# RMSNorm(Root Mean Square Normalization)
llama에서는 정규화의 방법으로 Root Mean Square Normalization을 사용합니다.

해당 방법은 internal covariate shift를 해결하기 위해 사용합니다.

RMSNorm의 수식은 다음과 같습니다.

![equation of RMSNorm](https://miro.medium.com/v2/resize:fit:1400/1*tjjimBzPdzuWW73y444Uzg.jpeg)

(관련 논문 링크 : https://dl.acm.org/doi/pdf/10.5555/3454287.3455397)

In [2]:
import torch

In [3]:
#llama3의 RMSNorm class
class RMSNorm(torch.nn.Module):
    def __init__(self, dim: int, eps: float = 1e-6):
        super().__init__()
        self.eps = eps
        self.weight = nn.Parameter(torch.ones(dim))

    def _norm(self, x):
        return x * torch.rsqrt(x.pow(2).mean(-1, keepdim=True) + self.eps)

    def forward(self, x):
        output = self._norm(x.float()).type_as(x)
        return output * self.weight

**참고: torch.rsqrt**

torch.rsqrt(x)는 1/root(x)를 반환합니다.

공식문서 링크 : https://pytorch.org/docs/stable/generated/torch.rsqrt.html

In [10]:
#torch.rsqrt
sample_tensor = torch.rand(4)
print("sample_tensor:",sample_tensor, "\n")

#직접구현
custom_rsqrt = 1/torch.sqrt(sample_tensor)

#두 값 비교
print("rsqrt:",torch.rsqrt(sample_tensor))
print("rsqrt 직접구현:", custom_rsqrt)

sample_tensor: tensor([0.5521, 0.0182, 0.0376, 0.7472]) 

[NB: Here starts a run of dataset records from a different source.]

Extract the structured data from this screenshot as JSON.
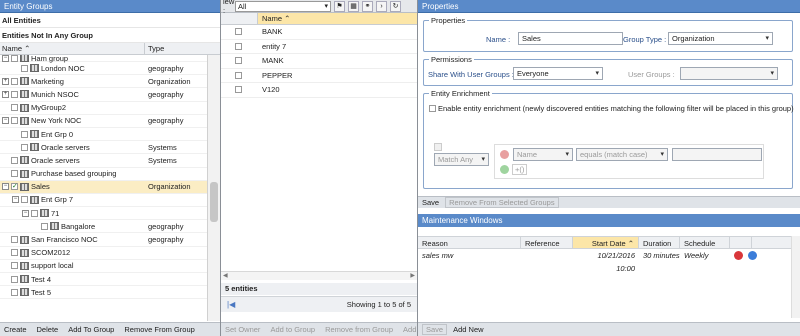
{
  "left": {
    "header": "Entity Groups",
    "all_entities": "All Entities",
    "not_in_group": "Entities Not In Any Group",
    "col_name": "Name",
    "col_type": "Type",
    "rows": [
      {
        "name": "Ham group",
        "type": ""
      },
      {
        "name": "London NOC",
        "type": "geography"
      },
      {
        "name": "Marketing",
        "type": "Organization"
      },
      {
        "name": "Munich NSOC",
        "type": "geography"
      },
      {
        "name": "MyGroup2",
        "type": ""
      },
      {
        "name": "New York NOC",
        "type": "geography"
      },
      {
        "name": "Ent Grp 0",
        "type": ""
      },
      {
        "name": "Oracle servers",
        "type": "Systems"
      },
      {
        "name": "Oracle servers",
        "type": "Systems"
      },
      {
        "name": "Purchase based grouping",
        "type": ""
      },
      {
        "name": "Sales",
        "type": "Organization"
      },
      {
        "name": "Ent Grp 7",
        "type": ""
      },
      {
        "name": "71",
        "type": ""
      },
      {
        "name": "Bangalore",
        "type": "geography"
      },
      {
        "name": "San Francisco NOC",
        "type": "geography"
      },
      {
        "name": "SCOM2012",
        "type": ""
      },
      {
        "name": "support local",
        "type": ""
      },
      {
        "name": "Test 4",
        "type": ""
      },
      {
        "name": "Test 5",
        "type": ""
      }
    ],
    "buttons": {
      "create": "Create",
      "delete": "Delete",
      "add_to_group": "Add To Group",
      "remove_from_group": "Remove From Group"
    }
  },
  "mid": {
    "view_label": "iew :",
    "view_value": "All",
    "col_name": "Name",
    "rows": [
      "BANK",
      "entity 7",
      "MANK",
      "PEPPER",
      "V120"
    ],
    "count": "5 entities",
    "showing": "Showing 1 to 5 of 5",
    "buttons": {
      "set_owner": "Set Owner",
      "add_to_group": "Add to Group",
      "remove_from_group": "Remove from Group",
      "add": "Add"
    }
  },
  "right": {
    "header": "Properties",
    "properties_legend": "Properties",
    "name_label": "Name :",
    "name_value": "Sales",
    "group_type_label": "Group Type :",
    "group_type_value": "Organization",
    "permissions_legend": "Permissions",
    "share_label": "Share With User Groups :",
    "share_value": "Everyone",
    "user_groups_label": "User Groups :",
    "enrichment_legend": "Entity Enrichment",
    "enrichment_text": "Enable entity enrichment (newly discovered entities matching the following filter will be placed in this group)",
    "match_value": "Match Any",
    "field_value": "Name",
    "op_value": "equals (match case)",
    "add_group_label": "+()",
    "save": "Save",
    "remove_selected": "Remove From Selected Groups",
    "mw_header": "Maintenance Windows",
    "mw_cols": [
      "Reason",
      "Reference",
      "Start Date",
      "Duration",
      "Schedule"
    ],
    "mw_rows": [
      {
        "reason": "sales mw",
        "reference": "",
        "start": "10/21/2016 10:00",
        "duration": "30 minutes",
        "schedule": "Weekly"
      }
    ],
    "mw_save": "Save",
    "mw_add": "Add New"
  }
}
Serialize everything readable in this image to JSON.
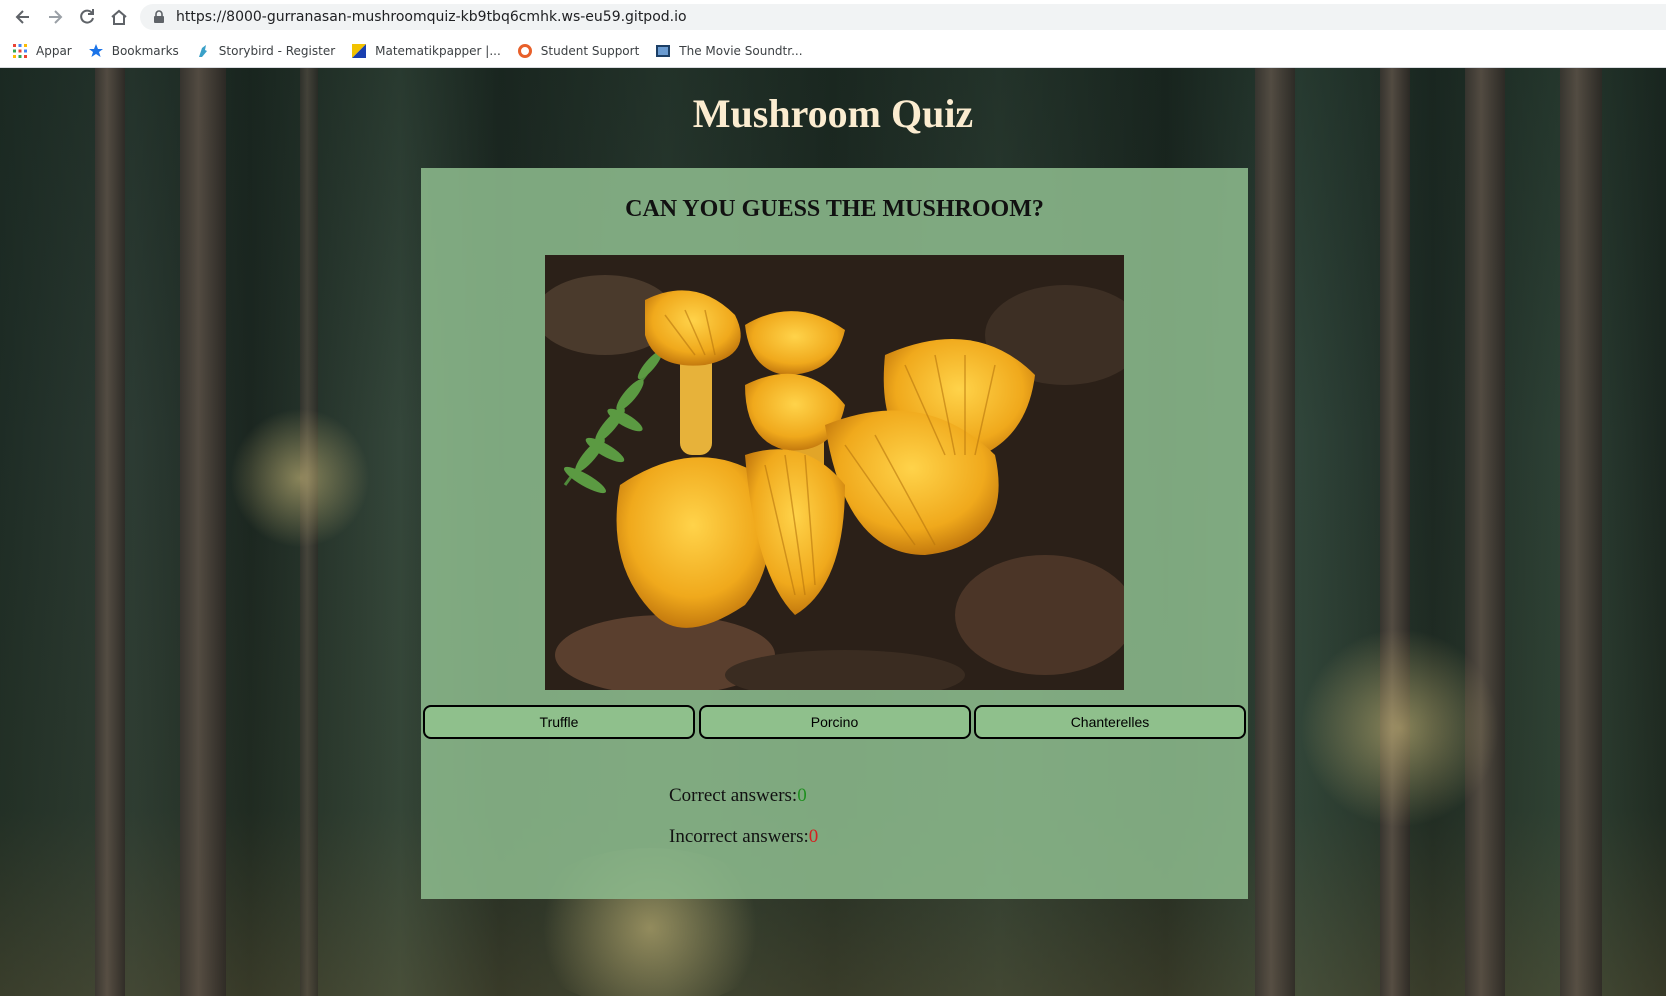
{
  "browser": {
    "url_host": "https://8000-gurranasan-mushroomquiz-kb9tbq6cmhk.ws-eu59.gitpod.io",
    "bookmarks": [
      {
        "label": "Appar",
        "icon": "apps-grid-icon"
      },
      {
        "label": "Bookmarks",
        "icon": "star-icon"
      },
      {
        "label": "Storybird - Register",
        "icon": "storybird-icon"
      },
      {
        "label": "Matematikpapper |...",
        "icon": "matematik-icon"
      },
      {
        "label": "Student Support",
        "icon": "ring-icon"
      },
      {
        "label": "The Movie Soundtr...",
        "icon": "film-icon"
      }
    ]
  },
  "page": {
    "title": "Mushroom Quiz",
    "question": "CAN YOU GUESS THE MUSHROOM?",
    "answers": [
      "Truffle",
      "Porcino",
      "Chanterelles"
    ],
    "score": {
      "correct_label": "Correct answers:",
      "correct_value": "0",
      "incorrect_label": "Incorrect answers:",
      "incorrect_value": "0"
    }
  },
  "colors": {
    "title": "#fbecd0",
    "quiz_box": "#8cb98c",
    "button_bg": "#8fc08c",
    "correct": "#1f8f1f",
    "incorrect": "#d42020"
  }
}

rsqrt: tensor([1.3459, 7.4214, 5.1544, 1.1569])
rsqrt 직접구현: tensor([1.3459, 7.4214, 5.1544, 1.1569])


**참고: torch.mean**

mean은 평균을 의미합니다. 아마 많은 분들이 알고 계실거라 생각하는데요,</br>
그것보다 중요한 것은 인자값입니다. 각각 dim = -1과 keepdim =True로 설정되었습니다.

In [30]:
#dim 비교

sample_tensor = torch.rand((2,3))
print(sample_tensor)
print("shape of sample_tensor:", sample_tensor.size())

#dim = None, keepdim = False => tensor의 모든 값의 평균
mean_tensor = sample_tensor.mean()
print("\n ----------<dim=None, keepdim=False>----------")
print(mean_tensor)
print("shape of sample_tensor:", mean_tensor.size())

#dim = 0, keepdim = False => axis=0을 기준으로 평균
mean_tensor = sample_tensor.mean(dim=0)
print("\n ----------<dim=0, keepdim=False>----------")
print(mean_tensor)
print("shape of sample_tensor:", mean_tensor.size())

#dim = 1, keepdim = False => axis=1을 기준으로 평균
mean_tensor = sample_tensor.mean(dim=1)
print("\n ----------<dim=1, keepdim=False>----------")
print(mean_tensor)
print("shape of sample_tensor:", mean_tensor.size())

#dim = -1 : 가장 마지막 axis를 기준으로 평균.
#어떤 shape의 tensor가 들어오더라도 가장 마지막 axis를 기준으로 하기 때문에
#유연하게 반응할 수 있다는 장점을 가지고 있습니다.
sample_tensor2 = torch.rand((2,3,4))
sample_tensor3 = torch.rand((2,3,4,5))

print("\n ----------<dim=-1, keepdim=False>----------")
print("mean of shape(2,3): ", sample_tensor.mean(dim=-1).size())
print("mean of shape(2,3,4): ", sample_tensor2.mean(dim=-1).size())
print("mean of shape(2,3,4,5): ", sample_tensor3.mean(dim=-1).size())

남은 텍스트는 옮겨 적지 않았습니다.